Recursive Grid Architecture

Working Picture

A grid contains n percepts arranged in a configuration C_i. The percepts are generated or governed by a process P_i, and the grid exposes an outside state f(C_i).

An observer looks at the grid and acts through something like F(S, C_i), where S is a strategy produced by a learner L. The important move is that the observer is not special to one level. A grid can be placed inside a larger grid whose percepts are themselves smaller grids.

At the higher level, the smaller grid is only visible through its outside state f(C_i). Then the same idea repeats.

Recursive Placement

The poetic version is that f(C_i) maps a lower-level configuration to a coordinate in the larger grid. The larger space might be a lattice, a continuous space, or another structured substrate. The lower grid becomes one percept among many at the next scale.

That gives a recursive picture:

Local percepts form a configuration.
The configuration exposes an outside state.
That outside state becomes a percept for a larger configuration.
The same learner-facing problem can appear at many scales.

Why The Symmetry Matters

Certain observations should present an identical learning problem to L even when they occur at different levels. The substrate is the same: a grid, a configuration, an outside state, a strategy, and a learner. If a strategy S is strong at one level, it may be reusable at another.

That is the main promise: massive transfer of learning because the learner keeps encountering the same kind of problem in differently scaled clothing.

A Simpler Cousin

A simpler version is to make f(C_i) the thing to be learned directly. If the percepts are image patches, the operation begins to look like convolution: local percepts combine into a new representation, which is positioned into a larger grid, and so on.
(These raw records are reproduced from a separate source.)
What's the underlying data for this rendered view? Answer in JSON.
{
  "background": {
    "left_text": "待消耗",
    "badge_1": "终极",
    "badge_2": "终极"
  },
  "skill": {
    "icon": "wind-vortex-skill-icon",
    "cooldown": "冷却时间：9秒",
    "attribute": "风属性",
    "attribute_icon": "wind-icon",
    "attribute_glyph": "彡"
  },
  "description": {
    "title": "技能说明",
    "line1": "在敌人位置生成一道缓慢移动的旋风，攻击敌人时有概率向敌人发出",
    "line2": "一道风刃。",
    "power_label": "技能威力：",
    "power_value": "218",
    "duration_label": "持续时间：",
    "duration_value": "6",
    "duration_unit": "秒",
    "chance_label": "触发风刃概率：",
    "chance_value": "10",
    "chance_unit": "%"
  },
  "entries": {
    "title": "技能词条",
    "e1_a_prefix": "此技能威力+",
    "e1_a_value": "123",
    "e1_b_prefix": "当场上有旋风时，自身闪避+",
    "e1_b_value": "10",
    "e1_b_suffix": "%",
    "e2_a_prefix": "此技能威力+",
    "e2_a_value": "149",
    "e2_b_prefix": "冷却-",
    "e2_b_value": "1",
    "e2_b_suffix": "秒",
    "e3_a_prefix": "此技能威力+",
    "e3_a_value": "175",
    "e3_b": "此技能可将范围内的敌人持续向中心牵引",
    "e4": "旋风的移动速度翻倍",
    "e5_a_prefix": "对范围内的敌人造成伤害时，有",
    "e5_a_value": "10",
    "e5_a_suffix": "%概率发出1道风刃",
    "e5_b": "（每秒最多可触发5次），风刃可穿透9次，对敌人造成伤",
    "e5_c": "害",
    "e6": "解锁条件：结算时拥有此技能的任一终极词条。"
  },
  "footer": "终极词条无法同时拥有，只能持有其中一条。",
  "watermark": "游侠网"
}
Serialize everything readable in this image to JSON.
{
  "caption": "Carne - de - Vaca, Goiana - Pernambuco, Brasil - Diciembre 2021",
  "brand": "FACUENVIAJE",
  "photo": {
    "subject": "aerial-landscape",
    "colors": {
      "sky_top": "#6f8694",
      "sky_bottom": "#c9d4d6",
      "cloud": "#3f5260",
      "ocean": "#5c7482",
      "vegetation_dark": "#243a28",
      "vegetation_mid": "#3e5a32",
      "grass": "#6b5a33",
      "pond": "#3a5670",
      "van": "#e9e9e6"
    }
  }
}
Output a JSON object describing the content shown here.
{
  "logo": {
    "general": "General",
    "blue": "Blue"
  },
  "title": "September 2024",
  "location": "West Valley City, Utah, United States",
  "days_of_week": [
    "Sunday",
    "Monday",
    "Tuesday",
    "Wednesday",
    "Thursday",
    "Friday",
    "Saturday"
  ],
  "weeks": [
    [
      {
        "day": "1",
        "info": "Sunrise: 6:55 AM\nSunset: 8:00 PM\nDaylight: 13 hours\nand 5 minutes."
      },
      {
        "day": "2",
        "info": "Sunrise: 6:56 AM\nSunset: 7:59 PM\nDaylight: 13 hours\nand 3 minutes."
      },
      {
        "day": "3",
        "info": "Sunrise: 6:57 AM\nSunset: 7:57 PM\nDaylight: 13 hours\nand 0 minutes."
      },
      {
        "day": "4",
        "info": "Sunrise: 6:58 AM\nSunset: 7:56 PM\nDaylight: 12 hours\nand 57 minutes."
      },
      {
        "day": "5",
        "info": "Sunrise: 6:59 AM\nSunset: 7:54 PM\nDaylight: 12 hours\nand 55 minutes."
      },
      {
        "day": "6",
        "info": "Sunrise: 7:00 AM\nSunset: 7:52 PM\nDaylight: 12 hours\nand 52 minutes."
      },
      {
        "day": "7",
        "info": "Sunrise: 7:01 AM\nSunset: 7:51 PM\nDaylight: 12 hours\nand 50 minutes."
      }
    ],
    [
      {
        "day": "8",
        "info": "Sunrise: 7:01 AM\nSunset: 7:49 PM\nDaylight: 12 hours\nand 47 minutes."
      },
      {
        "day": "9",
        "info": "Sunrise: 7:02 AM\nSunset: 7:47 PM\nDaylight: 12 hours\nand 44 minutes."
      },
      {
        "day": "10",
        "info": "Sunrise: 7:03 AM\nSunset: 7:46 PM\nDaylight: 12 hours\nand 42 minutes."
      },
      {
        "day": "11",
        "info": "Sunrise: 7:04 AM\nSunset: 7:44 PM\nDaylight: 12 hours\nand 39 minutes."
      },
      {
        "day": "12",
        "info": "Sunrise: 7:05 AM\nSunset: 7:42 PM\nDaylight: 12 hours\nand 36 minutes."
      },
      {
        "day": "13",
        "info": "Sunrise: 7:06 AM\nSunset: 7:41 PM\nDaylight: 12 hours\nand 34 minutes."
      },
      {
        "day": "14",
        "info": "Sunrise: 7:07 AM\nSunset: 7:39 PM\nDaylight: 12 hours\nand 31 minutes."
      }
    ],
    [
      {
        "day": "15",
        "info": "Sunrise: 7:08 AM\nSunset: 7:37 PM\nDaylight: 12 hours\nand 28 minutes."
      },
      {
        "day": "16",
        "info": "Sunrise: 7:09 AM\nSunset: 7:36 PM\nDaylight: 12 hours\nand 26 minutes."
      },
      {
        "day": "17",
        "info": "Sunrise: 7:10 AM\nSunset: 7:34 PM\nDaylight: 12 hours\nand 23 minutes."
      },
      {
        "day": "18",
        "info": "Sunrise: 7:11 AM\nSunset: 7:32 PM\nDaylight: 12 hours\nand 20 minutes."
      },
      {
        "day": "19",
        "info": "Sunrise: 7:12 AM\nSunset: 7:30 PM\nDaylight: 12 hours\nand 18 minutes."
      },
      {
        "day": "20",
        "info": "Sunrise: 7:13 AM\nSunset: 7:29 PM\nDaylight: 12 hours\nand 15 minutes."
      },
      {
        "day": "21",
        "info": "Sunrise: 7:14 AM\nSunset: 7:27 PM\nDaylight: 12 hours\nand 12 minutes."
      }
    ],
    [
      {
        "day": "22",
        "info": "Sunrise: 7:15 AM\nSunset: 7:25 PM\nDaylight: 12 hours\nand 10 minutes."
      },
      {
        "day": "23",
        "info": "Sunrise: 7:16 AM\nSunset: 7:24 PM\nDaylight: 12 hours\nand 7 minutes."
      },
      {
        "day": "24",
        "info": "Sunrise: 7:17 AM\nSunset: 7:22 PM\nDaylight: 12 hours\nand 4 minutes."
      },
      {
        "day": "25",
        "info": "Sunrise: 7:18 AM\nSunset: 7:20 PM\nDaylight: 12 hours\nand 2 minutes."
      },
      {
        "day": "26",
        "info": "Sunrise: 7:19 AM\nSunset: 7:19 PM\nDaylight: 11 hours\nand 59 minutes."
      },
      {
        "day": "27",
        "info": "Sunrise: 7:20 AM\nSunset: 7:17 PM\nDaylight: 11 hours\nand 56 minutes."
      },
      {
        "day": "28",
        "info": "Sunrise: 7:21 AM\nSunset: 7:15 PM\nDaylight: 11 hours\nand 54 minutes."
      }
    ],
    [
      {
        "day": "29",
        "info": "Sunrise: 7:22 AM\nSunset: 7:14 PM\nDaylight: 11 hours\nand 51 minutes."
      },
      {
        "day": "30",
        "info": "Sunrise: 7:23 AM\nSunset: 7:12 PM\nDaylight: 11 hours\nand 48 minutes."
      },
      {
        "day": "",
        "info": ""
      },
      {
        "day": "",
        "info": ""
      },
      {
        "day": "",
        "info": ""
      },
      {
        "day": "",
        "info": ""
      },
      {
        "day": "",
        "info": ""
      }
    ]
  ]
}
But the more interesting version is not just a convolutional network. It is a highly symmetric recursive computation where multiple percepts can observe the same process, and transfer can happen bottom-up, top-down, or diagonally between arbitrary grids.

Beyond Backprop

If the base operations are differentiable, one could train the system with backpropagation. But the symmetry suggests that ordinary backprop is probably not the only interesting algorithm.

Assume access to H(G_i), the history of configurations for a grid. If two grid histories are similar, future trajectories could be coupled. One grid might be copied into another, or one computation might stand in for another, saving work. This opens a route toward learning algorithms that exploit repeated structure rather than treating every subproblem as independent.

Adjacent ideas include fractal networks, task decomposition, and work on adding idealized structure to learning systems such as this task-based decomposition paper. The direction I care about is the possibility of transfer between any two sufficiently similar grids, not only between neighboring layers.